First Meeting — About

About

I help therapists come across online as themselves — so the right clients feel they’ve found the right person before they’ve even made contact.

Because I’m a practising psychotherapist, I understand both sides of this: the need for a calm, trustworthy online presence, and the practical work of being found. The right wording, the feel of the design, the photograph, the search visibility, the small decisions that help a visitor become an enquiry.

No templates. No jargon. Just a considered website that feels true to how you work.

The story

I didn’t set out to build websites. I set out to build my own — a home for my therapy practice, something that felt like me and didn’t read or look like every other therapy site I’d seen.

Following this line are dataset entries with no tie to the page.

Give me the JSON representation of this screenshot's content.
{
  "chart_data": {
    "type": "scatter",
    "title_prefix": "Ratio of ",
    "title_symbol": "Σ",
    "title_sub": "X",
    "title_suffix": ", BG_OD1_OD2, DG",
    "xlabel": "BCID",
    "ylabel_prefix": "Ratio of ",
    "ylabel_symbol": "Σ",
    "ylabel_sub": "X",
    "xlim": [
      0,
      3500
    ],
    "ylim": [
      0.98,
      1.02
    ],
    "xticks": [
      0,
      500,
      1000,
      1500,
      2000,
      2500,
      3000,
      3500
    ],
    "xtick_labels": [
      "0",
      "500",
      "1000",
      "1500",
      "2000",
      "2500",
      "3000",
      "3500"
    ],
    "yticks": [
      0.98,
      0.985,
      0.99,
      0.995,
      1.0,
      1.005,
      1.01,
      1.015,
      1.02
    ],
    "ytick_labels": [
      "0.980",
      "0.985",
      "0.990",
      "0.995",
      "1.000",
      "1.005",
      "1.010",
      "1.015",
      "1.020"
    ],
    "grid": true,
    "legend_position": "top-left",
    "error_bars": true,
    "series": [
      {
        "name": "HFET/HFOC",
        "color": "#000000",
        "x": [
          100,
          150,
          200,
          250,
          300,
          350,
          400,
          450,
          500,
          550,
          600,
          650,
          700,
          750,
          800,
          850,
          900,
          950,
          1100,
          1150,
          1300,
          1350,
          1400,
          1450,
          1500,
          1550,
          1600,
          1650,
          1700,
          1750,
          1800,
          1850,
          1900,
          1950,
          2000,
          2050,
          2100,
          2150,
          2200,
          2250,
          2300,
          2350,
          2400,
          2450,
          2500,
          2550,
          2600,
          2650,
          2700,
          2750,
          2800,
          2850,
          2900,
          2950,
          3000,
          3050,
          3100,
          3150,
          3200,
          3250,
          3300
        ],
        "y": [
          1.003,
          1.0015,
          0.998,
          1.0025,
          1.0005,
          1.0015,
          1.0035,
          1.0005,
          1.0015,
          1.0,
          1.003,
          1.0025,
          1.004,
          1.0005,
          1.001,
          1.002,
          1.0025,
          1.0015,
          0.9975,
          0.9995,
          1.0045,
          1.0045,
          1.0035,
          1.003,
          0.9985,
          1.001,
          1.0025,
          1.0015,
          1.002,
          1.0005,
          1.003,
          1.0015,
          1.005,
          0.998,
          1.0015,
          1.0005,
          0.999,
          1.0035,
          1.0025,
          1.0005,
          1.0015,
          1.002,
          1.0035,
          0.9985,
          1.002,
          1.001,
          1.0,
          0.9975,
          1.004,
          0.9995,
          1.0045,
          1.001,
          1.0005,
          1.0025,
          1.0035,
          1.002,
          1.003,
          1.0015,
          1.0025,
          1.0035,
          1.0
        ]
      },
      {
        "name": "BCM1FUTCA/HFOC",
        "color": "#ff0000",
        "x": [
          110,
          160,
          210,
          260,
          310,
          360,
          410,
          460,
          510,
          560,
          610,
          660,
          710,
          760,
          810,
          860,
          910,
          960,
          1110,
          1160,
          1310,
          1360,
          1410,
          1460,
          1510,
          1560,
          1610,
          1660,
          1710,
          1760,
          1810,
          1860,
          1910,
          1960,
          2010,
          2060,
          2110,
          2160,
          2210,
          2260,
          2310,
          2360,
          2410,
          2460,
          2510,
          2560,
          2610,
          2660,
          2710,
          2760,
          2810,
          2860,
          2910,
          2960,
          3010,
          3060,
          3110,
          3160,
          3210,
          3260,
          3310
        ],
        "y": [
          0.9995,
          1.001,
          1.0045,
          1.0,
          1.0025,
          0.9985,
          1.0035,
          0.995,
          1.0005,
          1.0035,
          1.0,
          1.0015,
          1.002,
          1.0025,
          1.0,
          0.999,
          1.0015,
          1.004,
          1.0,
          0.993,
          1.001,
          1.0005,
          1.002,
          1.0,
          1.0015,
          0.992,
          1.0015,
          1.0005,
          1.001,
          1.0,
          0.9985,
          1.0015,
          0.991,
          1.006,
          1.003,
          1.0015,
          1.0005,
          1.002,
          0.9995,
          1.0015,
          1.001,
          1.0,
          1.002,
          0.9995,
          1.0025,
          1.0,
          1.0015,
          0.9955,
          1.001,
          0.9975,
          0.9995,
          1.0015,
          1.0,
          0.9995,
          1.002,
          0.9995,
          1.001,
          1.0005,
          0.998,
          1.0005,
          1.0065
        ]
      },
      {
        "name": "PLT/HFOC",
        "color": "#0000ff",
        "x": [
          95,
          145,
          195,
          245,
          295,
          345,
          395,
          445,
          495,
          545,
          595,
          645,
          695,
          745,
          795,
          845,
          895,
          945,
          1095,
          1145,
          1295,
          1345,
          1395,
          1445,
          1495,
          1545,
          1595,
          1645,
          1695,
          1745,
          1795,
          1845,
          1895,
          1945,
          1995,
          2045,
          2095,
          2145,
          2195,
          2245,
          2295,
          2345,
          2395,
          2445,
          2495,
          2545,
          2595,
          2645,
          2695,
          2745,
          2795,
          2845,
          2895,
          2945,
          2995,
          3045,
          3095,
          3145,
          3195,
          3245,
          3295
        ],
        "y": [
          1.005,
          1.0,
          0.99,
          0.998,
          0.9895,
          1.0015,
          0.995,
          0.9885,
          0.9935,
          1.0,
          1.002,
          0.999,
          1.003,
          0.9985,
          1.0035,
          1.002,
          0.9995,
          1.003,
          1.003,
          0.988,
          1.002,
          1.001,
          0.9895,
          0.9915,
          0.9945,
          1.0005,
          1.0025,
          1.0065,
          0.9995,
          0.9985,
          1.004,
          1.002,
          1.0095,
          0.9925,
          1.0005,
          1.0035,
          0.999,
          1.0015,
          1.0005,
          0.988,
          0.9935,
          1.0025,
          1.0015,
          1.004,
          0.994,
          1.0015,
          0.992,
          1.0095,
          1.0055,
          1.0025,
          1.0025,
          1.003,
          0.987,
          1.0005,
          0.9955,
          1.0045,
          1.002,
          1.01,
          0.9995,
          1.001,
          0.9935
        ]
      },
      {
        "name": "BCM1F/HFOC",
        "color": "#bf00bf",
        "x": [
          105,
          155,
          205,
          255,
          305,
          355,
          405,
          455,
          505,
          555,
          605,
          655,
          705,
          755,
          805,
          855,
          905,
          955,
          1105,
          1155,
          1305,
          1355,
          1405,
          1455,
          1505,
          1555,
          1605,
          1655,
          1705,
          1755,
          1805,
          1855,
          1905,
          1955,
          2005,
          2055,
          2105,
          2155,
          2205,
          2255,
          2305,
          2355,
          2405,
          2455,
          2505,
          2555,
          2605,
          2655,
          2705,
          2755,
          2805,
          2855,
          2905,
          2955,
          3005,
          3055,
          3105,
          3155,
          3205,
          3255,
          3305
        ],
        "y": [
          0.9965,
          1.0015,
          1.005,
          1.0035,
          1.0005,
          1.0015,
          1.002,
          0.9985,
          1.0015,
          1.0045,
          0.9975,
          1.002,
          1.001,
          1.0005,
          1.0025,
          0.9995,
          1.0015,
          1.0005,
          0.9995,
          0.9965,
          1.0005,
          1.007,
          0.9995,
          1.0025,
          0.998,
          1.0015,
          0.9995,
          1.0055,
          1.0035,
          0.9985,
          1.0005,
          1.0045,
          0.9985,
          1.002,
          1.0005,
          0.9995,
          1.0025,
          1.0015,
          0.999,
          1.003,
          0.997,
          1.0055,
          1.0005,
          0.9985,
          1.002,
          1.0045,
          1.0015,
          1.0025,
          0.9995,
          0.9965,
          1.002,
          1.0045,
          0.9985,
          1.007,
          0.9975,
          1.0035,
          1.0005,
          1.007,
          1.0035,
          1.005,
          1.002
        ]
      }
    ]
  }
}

I built it myself twice, reached the limit of what I could do, and paid someone else to take it further — someone I assumed knew what they were doing and understood my profession. What came back missed everything I’d asked for. It didn’t reflect my work or my voice, and it didn’t look good either. It wasn’t the first impression I’d want a client to have.

So I learned more, went back to my website, and became absorbed in the whole process — the words, the fonts, the spacing, the colour, the feel of a page that actually sounds like a person. Somewhere in there, two things became clear: I loved doing it, and I had an instinct for it — the design and the writing, the part many therapy sites struggle with most.

I learned that a therapy website has to do several things at once. It has to be clear, informative, findable and professional, but it also has to carry something much harder to define: trust, a feeling of being met, and a sense of the therapist behind it.

Creative writing has been part of my life for many years, and that’s the sensibility I bring to this work: how a sentence sounds, where it breaks, what a page leaves unsaid. It’s the same attention, turned now toward helping the right clients find you.